Your child has laryngomalacia. This is a condition that causes your child to have noisy breathing. Although the breathing may be loud, your child is not choking. This condition usually goes away over time. Laryngomalacia may range from mild to very serious. About 2 in 5 children with this condition also have other defects.
Laryngomalacia happens because the upper part of the voice box (larynx) is floppy or soft. Usually, the epiglottis from the front and 2 paired pieces of cartilage called the arytenoids from the back are involved in this intermittent closure. The job of the epiglottis is to help keep food from getting into the windpipe (trachea). When your child breathes in (inhales), the floppy epiglottis and arytenoids collapse.
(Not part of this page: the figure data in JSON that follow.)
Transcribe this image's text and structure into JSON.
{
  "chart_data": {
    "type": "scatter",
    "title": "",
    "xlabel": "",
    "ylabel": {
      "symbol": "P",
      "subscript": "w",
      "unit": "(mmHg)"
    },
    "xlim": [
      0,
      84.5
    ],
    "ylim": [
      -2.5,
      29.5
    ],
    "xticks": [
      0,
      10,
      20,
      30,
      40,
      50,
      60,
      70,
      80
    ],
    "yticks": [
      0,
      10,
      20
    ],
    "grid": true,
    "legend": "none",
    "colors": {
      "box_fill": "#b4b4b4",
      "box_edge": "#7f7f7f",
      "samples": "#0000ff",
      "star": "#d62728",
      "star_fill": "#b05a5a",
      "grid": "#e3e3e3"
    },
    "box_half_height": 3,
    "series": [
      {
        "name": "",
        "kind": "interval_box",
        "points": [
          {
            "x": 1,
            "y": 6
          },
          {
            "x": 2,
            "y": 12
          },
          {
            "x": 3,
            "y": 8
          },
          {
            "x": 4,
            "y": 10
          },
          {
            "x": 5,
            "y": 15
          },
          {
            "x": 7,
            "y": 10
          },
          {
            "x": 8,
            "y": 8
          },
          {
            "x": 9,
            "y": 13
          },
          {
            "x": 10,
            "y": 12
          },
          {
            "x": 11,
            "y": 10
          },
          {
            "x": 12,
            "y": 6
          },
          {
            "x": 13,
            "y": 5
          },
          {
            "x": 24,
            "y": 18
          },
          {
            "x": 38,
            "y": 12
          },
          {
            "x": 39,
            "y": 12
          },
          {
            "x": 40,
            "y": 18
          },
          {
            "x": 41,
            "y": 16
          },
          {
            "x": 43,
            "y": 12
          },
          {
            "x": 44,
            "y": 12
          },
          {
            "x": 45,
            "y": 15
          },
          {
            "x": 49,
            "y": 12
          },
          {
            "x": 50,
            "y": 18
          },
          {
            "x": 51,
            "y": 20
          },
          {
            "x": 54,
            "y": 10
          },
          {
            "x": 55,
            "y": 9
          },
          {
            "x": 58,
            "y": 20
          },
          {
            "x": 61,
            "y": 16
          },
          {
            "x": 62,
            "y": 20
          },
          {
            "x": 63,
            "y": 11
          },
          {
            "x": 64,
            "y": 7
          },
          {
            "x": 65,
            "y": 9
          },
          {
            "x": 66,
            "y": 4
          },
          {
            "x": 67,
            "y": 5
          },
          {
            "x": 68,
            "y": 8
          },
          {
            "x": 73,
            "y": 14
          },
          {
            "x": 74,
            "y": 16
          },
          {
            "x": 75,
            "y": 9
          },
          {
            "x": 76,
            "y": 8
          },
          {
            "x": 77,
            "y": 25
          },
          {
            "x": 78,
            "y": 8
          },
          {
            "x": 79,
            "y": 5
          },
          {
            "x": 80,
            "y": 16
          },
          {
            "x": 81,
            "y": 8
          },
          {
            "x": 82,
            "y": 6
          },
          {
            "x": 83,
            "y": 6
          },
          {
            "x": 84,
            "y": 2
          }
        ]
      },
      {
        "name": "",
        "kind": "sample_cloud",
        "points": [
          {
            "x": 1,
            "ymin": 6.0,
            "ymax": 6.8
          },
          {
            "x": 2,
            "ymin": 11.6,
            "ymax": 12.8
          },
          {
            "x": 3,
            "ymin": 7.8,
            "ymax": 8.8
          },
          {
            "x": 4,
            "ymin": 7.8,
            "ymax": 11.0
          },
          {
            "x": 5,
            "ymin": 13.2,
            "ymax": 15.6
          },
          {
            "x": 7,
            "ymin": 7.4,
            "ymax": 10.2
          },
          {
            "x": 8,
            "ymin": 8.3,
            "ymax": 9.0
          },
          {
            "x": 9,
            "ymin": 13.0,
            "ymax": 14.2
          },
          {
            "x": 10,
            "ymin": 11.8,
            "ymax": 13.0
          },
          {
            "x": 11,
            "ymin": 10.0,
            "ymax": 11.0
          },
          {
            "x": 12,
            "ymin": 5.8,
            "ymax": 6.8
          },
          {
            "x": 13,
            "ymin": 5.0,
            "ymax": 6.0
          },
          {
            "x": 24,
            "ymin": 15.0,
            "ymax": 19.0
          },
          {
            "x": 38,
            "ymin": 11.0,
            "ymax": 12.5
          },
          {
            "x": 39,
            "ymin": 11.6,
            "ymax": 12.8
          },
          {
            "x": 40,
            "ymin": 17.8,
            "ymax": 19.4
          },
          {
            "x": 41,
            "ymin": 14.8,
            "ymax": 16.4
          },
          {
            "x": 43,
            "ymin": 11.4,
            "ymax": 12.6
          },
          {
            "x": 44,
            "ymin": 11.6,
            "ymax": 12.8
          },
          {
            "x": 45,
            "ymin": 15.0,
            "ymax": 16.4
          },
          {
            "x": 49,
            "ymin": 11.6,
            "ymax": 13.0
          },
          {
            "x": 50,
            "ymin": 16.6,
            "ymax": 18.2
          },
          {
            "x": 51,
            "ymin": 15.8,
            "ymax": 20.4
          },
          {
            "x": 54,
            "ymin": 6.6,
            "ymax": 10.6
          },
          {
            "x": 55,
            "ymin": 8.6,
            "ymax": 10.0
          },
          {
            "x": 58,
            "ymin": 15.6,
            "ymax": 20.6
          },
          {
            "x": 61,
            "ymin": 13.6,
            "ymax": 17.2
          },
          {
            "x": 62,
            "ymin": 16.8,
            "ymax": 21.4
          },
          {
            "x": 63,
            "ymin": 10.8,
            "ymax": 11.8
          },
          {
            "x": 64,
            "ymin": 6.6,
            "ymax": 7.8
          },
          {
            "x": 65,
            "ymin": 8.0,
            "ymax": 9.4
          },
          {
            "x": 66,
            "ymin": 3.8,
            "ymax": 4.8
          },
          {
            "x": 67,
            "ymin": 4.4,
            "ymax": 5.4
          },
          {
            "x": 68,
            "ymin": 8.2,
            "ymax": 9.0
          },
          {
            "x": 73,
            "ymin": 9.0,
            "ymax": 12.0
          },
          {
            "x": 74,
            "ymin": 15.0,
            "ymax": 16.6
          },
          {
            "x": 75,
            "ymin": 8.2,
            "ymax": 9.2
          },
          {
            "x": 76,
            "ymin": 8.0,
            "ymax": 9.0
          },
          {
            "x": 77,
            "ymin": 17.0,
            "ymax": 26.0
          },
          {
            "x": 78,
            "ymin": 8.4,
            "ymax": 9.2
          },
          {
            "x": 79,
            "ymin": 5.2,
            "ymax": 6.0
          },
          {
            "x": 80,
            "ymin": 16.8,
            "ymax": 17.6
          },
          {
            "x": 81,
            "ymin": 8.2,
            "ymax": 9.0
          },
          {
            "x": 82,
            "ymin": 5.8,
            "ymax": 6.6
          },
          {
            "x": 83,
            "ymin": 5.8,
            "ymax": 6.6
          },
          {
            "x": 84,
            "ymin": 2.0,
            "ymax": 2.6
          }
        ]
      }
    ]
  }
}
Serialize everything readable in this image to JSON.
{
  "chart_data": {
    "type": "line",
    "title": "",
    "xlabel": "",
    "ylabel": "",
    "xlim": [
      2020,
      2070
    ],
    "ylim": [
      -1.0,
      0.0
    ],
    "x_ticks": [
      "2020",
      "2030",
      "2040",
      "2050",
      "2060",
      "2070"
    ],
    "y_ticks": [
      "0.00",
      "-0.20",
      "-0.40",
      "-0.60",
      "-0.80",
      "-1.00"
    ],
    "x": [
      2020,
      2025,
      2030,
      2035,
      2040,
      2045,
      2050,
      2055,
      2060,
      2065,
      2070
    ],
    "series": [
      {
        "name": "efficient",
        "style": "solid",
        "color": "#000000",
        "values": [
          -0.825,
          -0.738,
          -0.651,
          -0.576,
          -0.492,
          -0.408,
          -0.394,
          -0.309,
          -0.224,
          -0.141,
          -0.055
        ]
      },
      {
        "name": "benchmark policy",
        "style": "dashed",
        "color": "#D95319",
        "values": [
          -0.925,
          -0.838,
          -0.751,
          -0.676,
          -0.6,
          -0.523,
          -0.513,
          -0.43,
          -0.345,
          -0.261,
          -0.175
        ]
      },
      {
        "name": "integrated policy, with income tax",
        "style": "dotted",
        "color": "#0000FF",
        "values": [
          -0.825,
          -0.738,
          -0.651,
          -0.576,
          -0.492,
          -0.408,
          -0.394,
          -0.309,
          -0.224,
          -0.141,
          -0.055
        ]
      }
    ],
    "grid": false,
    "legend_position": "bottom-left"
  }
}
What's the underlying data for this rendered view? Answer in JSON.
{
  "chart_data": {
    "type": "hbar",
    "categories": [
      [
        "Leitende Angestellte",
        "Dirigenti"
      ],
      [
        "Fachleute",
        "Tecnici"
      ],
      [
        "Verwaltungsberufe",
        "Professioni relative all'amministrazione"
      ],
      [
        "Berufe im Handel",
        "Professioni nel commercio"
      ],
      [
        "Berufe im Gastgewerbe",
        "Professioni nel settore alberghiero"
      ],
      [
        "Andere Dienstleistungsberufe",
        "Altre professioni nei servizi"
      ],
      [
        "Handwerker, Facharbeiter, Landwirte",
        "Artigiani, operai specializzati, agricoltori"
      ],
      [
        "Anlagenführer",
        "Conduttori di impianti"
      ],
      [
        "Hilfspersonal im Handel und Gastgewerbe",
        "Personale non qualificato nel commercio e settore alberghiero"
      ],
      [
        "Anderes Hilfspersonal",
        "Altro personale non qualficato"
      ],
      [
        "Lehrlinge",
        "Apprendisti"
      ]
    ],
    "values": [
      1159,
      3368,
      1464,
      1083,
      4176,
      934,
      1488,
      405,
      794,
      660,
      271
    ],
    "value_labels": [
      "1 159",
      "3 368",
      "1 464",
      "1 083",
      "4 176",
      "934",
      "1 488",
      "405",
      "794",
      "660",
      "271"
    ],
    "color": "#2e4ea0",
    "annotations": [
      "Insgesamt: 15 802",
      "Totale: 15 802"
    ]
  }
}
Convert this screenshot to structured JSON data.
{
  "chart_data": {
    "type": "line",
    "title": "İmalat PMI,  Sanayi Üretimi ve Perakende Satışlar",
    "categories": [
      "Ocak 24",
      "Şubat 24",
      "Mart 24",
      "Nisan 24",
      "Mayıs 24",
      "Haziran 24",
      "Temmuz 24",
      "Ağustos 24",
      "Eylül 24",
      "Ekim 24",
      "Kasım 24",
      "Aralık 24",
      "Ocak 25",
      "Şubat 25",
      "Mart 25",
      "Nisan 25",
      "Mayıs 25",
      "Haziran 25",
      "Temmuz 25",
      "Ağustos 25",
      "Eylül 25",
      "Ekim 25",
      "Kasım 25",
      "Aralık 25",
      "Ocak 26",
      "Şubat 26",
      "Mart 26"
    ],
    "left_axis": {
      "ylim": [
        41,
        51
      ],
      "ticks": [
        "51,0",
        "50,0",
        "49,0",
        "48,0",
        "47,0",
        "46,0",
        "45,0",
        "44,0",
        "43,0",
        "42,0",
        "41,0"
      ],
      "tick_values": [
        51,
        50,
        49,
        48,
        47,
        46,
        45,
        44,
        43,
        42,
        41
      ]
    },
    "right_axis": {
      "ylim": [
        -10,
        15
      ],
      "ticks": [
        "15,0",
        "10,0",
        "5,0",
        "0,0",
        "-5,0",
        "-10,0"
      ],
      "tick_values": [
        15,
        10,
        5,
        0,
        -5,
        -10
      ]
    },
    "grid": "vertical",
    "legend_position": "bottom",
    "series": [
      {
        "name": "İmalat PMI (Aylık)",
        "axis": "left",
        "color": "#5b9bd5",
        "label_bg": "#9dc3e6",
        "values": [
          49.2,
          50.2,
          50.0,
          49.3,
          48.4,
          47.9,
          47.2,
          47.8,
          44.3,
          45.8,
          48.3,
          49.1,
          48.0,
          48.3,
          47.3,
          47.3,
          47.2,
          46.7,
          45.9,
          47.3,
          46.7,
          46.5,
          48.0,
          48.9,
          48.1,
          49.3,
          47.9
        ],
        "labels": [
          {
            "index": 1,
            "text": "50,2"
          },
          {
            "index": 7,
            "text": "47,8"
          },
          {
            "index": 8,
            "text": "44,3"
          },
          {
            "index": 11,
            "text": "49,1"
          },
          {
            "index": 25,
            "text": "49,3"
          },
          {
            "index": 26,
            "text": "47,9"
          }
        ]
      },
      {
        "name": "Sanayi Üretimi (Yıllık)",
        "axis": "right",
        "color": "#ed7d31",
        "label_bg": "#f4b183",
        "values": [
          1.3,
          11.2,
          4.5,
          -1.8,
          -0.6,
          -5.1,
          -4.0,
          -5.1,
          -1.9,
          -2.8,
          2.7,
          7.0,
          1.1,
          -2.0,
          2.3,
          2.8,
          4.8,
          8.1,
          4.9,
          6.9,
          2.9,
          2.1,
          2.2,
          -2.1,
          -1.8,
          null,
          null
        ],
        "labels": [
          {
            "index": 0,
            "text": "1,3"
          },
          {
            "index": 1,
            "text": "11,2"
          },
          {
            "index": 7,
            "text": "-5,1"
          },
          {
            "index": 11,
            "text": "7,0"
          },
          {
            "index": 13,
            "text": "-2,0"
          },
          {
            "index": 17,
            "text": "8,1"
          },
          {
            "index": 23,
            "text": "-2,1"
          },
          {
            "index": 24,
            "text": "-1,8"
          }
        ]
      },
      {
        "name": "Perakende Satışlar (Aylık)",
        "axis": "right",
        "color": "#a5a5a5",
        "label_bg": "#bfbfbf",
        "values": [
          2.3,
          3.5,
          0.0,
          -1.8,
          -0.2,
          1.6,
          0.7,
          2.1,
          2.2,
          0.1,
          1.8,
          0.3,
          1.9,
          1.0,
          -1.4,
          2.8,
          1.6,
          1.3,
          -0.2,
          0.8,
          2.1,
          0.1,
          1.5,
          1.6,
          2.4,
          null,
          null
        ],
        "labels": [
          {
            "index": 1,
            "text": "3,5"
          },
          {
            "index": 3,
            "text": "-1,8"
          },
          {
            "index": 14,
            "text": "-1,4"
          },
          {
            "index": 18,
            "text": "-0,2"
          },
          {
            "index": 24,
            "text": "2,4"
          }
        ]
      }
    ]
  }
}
This causes your child to have noisy breathing.
It's not known why the condition happens in some children. What is known is that it’s not your fault or the fault of your healthcare provider.
Stridor is the high-pitched sound that’s made when your child breathes in. It's the most common symptom of laryngomalacia. Stridor may sound worse when your child is lying on his or her back or if he or she has a cold. It may also worsen as your child grows and becomes more active. This is normal. Stridor will stop as the condition goes away.
Your child’s healthcare provider will take a medical history and examine your child. The healthcare provider will likely refer you to an otolaryngologist, a healthcare provider who specializes in care of the ears, nose, and throat (ENT). In some cases, a laryngoscopy (a test that lets the ENT healthcare provider see inside the larynx) is also done. With a laryngoscopy, a thin, usually flexible scope is passed through the nose or mouth into the throat. It allows the ENT healthcare provider to look for problems with the epiglottis, larynx, and the area around the larynx.
Your child's healthcare provider will closely watch your child. In most cases, the condition goes away without treatment. As your child grows and develops, the epiglottis will likely become stronger and no longer collapse during breathing. In some children with more serious laryngomalacia or who have other defects, surgery may be needed.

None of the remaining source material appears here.